Além dos enfermos, os idosos são uma parcela social que, dependendo das condições estabelecidas, pedem eutanásia, mesmo não havendo doença terminal, seja porque o longevo foi abandonado pela família e/ou é pobre e não tem condição de se sustentar, sendo um ser humano descartado pela sociedade de forma geral. Neste caso, a sociedade tem que discutir essa condição, pois não se pode negar zelo a este grupo sensível que está inserido no país. Acondicionar uma pessoa viva, sendo que não há condição nenhuma desse ser conseguir manter-se sustentável, isso também pode ser considerado tortura, pois, este idoso morrerá da mesma forma, mas tendo o fim com requintes de crueldade. Tem que debater, não tem jeito, não dá mais para postergar isso.

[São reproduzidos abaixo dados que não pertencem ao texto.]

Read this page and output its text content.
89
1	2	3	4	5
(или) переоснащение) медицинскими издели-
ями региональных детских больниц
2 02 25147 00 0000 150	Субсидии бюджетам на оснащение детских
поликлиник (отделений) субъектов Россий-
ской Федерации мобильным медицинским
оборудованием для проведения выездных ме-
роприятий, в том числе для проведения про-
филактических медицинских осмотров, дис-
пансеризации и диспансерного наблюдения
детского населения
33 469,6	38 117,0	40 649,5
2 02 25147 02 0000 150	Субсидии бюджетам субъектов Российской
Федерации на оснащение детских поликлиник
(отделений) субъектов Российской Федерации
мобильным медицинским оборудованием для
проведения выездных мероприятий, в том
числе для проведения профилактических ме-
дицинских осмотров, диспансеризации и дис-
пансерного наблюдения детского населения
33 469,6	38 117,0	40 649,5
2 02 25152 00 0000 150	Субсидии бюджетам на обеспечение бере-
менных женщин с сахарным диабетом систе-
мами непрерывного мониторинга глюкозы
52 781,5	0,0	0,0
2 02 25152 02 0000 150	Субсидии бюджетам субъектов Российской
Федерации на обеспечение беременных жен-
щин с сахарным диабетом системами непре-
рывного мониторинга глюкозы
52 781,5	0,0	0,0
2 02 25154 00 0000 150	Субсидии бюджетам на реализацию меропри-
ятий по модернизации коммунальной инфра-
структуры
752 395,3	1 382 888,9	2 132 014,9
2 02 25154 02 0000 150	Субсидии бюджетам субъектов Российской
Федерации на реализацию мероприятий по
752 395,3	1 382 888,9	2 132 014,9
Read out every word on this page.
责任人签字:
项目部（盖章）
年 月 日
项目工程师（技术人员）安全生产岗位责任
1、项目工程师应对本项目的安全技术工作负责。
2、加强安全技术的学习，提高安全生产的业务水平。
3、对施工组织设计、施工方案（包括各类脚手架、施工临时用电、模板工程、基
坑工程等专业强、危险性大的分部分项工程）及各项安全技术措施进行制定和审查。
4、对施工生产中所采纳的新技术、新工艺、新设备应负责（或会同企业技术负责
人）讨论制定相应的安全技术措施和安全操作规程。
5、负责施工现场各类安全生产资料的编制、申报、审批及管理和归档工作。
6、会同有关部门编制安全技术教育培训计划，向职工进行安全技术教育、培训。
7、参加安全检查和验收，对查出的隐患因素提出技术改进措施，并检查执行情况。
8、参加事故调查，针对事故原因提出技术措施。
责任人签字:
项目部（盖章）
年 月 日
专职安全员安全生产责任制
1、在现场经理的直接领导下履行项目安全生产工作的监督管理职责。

E por fim, tentar defender a proibição da eutanásia somente pela perspectiva religiosa também não é uma boa opção. Até porque quando a bíblia foi desenvolvida, os povos viviam de forma primitiva, sendo que os enfermos não dispunham dos dispositivos de hoje, como estudos, máquinas e equipamentos voltados para a saúde. E na natureza, também, ninguém vê um leão ou um macaco preso e um leito e com soro preso no seu braço, para se curar de alguma doença. Assim como a vida é natural, a morte também é – e nada tem a ver somente com religião.

Portanto, a eutanásia é uma instrumentação útil para exterminar a aflição dos familiares e a atribulação ao qual o doente terminal está inserido. A tecnologia ajuda a postergar a vida, assim como pode postergar a tortura caso o enfermo sinta muita dor. O avanço tecnológico também pode de forma consentida abreviar o inevitável, gerando uma qualidade de vida ao cidadão que gozou de bem-estar enquanto passou pela Terra ao receber injeção letal. Porque a morte não é um tabu. Neste sentido, a “boa morte” pode ser uma solução como canal de boa passagem para o além. E também não se pode confundir a possibilidade de prolongar a vida com tortura. Há de se pensar, sim, em fazer ritos para que a pessoa que está chegando à morte, mas passa por momento de angústia, tenha como liberação a possibilidade de aplicar a eutanásia para dirimir a atribulação. Isso também é nobre, é um gesto humano. A eutanásia não é o que as pessoas pensam de forma preconceituosa. A eutanásia, em uma grande maioria de casos, é a solução para um belo fim: uma morte sem dor.